Australia Enter The Ashes Campaign with Transition Suddenly Forced Upon an Ageing Team
The Ashes could provide one cause for celebration, but this series will also see the Aussie side celebrate more birthday parties than an arcade in the nineties. Recent addition Jake Weatherald had his thirty-first birthday a day before the team was named. Nathan Lyon celebrates 38 the day preceding the Perth Test. Beau Webster turns 32 just ahead of the Brisbane match, Usman Khawaja will be 39 on the second day in Adelaide, Josh Hazlewood becomes 35 on the final day in Sydney, and Mitchell Starc will be 36 by the time January is out.
Ageing Squad Interest Builds
For a couple of years there has been mounting fascination with the age of this side and particularly the bowling attack. It is unusual to have nearly all player near a Test team being above thirty, aside from young mascot Cameron Green and custody-weekend visitor Sam Konstas. But it wasn't necessarily true that greater age was a problem: a Test squad boasting a four-man attack with 1,568 wickets between them is scarcely a disadvantage, and it stands to reason that all of those bowlers are well into their careers.
I can’t remember ever being so confident at the beginning of an away Ashes series | a former player
Perhaps what most amplified the discussion is that the backup bowlers over that period, Scott Boland and Michael Neser, are also well into their thirties. Younger bowlers have briefly joined squads – Lance Morris, Jhye Richardson – before vanishing for years with injuries, meaning there has been no obvious replacement plan.
Change Imposed by Setbacks
So far, that hasn't been an issue, as the core four plus Boland have kept on backing up. Any team knows that having a batch of similarly-aged players might mean a batch of similarly-timed departures, but so far change has remained theoretical: a process that would certainly be arriving the mountain when she comes, but one that hadn’t yet become visible.
Now, abruptly, transition is upon them, forced upon this Australian squad in the span of a short period. The back injury to Pat Cummins was greeted with equanimity: he would probably only sit out the opening match, was the team management assessment, and as the first bowling change behind Starc and Hazlewood, he could easily be replaced by Boland.
But now that Hazlewood has been sidelined with a hamstring injury, the team balance undergoes a far greater change with two key bowlers absent rather than one.

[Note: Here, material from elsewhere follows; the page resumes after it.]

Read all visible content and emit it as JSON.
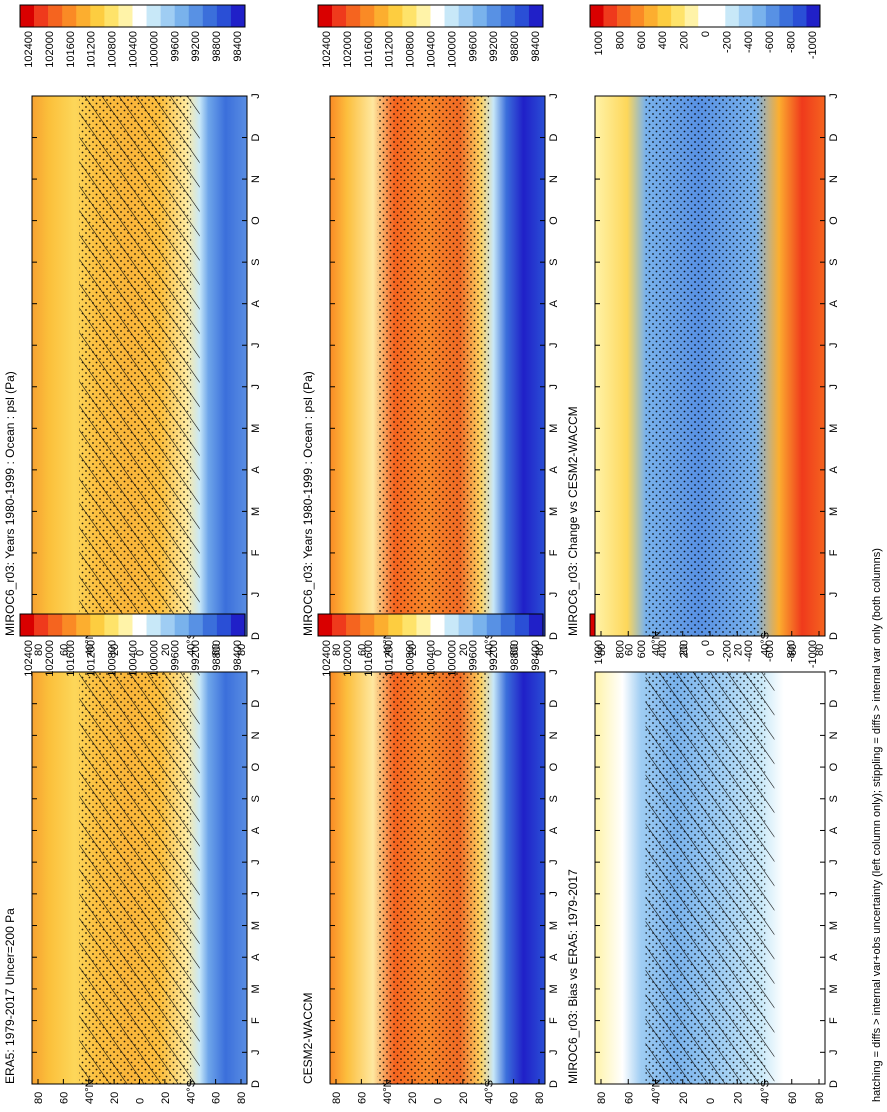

Cummins and Hazlewood as the two accurate right-arm bowlers give the balance and control that enables Starc’s left-arm pace and swing to be used more as a weapon of attack. Missing both of them means a major adjustment in the composition of the side. Boland taking the new ball is not unusual in his domestic career, but he has been so effective in Test matches coming on after seven or eight overs of initial onslaught. Now he’ll probably have to be the man up front.
Debutant Confronts Pressure
Behind him will come Brendan Doggett, who at 31 years old himself won’t be an intimidated youngster, but he might become an nervous thirty-one-year-old. A full stadium crowd, half of it English, for the first Test of a deliriously anticipated Ashes series will not make for an simple first match, no matter how many newspaper profiles describe him as laid-back. He could be brought onto the field on a banana lounge and still be anxious.
Sign up to The Spin
Who knows, it might all go smoothly for this revamped bowling lineup. It might not work out. What is notable is how quickly Australia have moved from the certainty of Starc, Lyon, Cummins, Hazlewood to the uncertainty of Starc, Lyon, mumble mumble. It's unclear what new injuries the opening match may bring. It's unknown whether Cummins will be good to go for the Brisbane Test, and able to continue after Brisbane, given how complicated stress fractures can be. It's uncertain how long Hazlewood might be out, with a history of getting injured early in tournaments and a history of initially small injuries becoming longer layoffs.
Future Unclear
The latter part of the contest may see the primary four bowlers back together and all going well. Or it might experience transition setting in much earlier than the long-term aim of 2027 in the UK. Not through Neser, who is seemingly the next option and could be a great day-night Brisbane option, but beyond that with options uncertain. Sean Abbott was in the original team, though he’s now also injured and has not yet played a Test match. Richardson has just had his injury-prone arm repaired, and this level is not the place for easing into one’s work. After them lies the true uncertainty, and amid it all a chance for the opposing side. You can sense that change a-coming, rolling round the corner, and England hasn't seen the success since they can't recall when.